Gansa also said that “one of the themes of season 3 is the cost being an intelligence officer exacts on the people who are in that career,” and that both Carrie and Saul are in dark places (and frequently operating at cross purposes) as a result of the bombing that killed nearly all of the CIA’s top managers and analysts.
Now for the second SPOILER WARNING, though I’ll start gradually before getting to the one that most of us were wrestling with.
Though we ended season 2 with Brody a fugitive from justice after he was framed for the CIA bombing, Jessica, Dana and Chris Brody remain a part of the series, as we see the emotional impact being told Nick is a mass murderer has had on them.
Gansa explained that with the death of writer Henry Bromell and the departure of Meredith Stiehm to run “The Bridge,” the show added several new writers, “and the writers were fans of the show, so we were able to ask them some very pertinent questions. The first one was are we interested in watching the Brody family if Nick Brody isn’t in the mix… It was a unanimous consensus that there was interest in those people, and we took comfort in that, because we felt we had to honor those people, and see what would their lives be after this devastating attack.”
The series has always taken inspiration from what’s going through the collective consciousness of America, and with so many recent tragedies like the Newtown shootings and the Boston bombings, the writers wanted to explore what it’s like to be one of the loved ones left behind.
Now for one final SPOILER WARNING for something that Gansa insisted he was comfortable with fans knowing, but which I suspect at least some of you will want to be surprised by.
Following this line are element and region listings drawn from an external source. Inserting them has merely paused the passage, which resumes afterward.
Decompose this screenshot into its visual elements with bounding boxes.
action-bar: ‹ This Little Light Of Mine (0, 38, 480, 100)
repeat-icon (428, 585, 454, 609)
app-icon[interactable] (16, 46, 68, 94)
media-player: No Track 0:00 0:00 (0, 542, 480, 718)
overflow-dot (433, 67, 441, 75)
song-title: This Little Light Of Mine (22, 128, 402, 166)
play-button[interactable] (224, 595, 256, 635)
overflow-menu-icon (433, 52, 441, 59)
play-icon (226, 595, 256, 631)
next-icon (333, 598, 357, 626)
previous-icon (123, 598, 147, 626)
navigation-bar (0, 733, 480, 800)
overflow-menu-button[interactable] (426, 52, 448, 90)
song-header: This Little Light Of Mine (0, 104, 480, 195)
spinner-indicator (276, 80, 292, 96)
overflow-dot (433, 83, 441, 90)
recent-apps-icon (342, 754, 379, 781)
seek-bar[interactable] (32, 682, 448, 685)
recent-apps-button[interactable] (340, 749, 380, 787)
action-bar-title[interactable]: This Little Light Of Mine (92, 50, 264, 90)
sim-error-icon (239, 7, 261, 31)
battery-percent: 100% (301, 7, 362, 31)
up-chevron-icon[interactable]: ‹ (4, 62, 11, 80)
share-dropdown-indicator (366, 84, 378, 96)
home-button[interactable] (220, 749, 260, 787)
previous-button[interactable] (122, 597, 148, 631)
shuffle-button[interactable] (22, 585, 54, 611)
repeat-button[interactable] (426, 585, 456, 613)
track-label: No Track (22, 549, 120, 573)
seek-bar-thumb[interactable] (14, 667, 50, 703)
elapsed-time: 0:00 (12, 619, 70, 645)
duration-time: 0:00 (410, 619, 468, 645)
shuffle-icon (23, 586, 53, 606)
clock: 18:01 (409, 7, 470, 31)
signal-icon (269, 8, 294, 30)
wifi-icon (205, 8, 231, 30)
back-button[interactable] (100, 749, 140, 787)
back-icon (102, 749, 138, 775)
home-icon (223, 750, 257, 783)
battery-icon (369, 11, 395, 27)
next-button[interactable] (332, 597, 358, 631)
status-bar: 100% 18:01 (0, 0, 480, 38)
Stop reading now if you want to go in relatively fresh.
Okay, so Damian Lewis was on the panel (doing that amusing thing where he toggles back and forth between his natural English accent and his adopted American one), but while Brody is discussed often in the first two episodes, he does not appear at all in them.
Gansa said that there was so much story to tell in and around Washington at the start of the season that there was no room to show where Brody was and what he was up to, and said the one thing that he does want to keep secret is exactly when he’ll appear.
Was there any thought, I asked, to keeping Lewis off-camera for an entire season (if not two) before seeing what Brody was up to?
“It’s all about timing and touch,” said Gordon. “The question was, where’s the surface tension of this universe, and what’s restraint and what’s reckless disregard for one of the characters?”
Lewis joked that “these guys have been trying to kill me since episode 1,” and noted that “TV audiences are so literate now, and so good at guessing plot in all its permutations. But it’s the timing of story which is the one thing that these guys have left in their power. So if you can shock people by the timing of things – if you can get there just before they expect you to get there – you’re going to be constantly surprising and astonishing people, and that’s what they’ve done so well for the first two years.”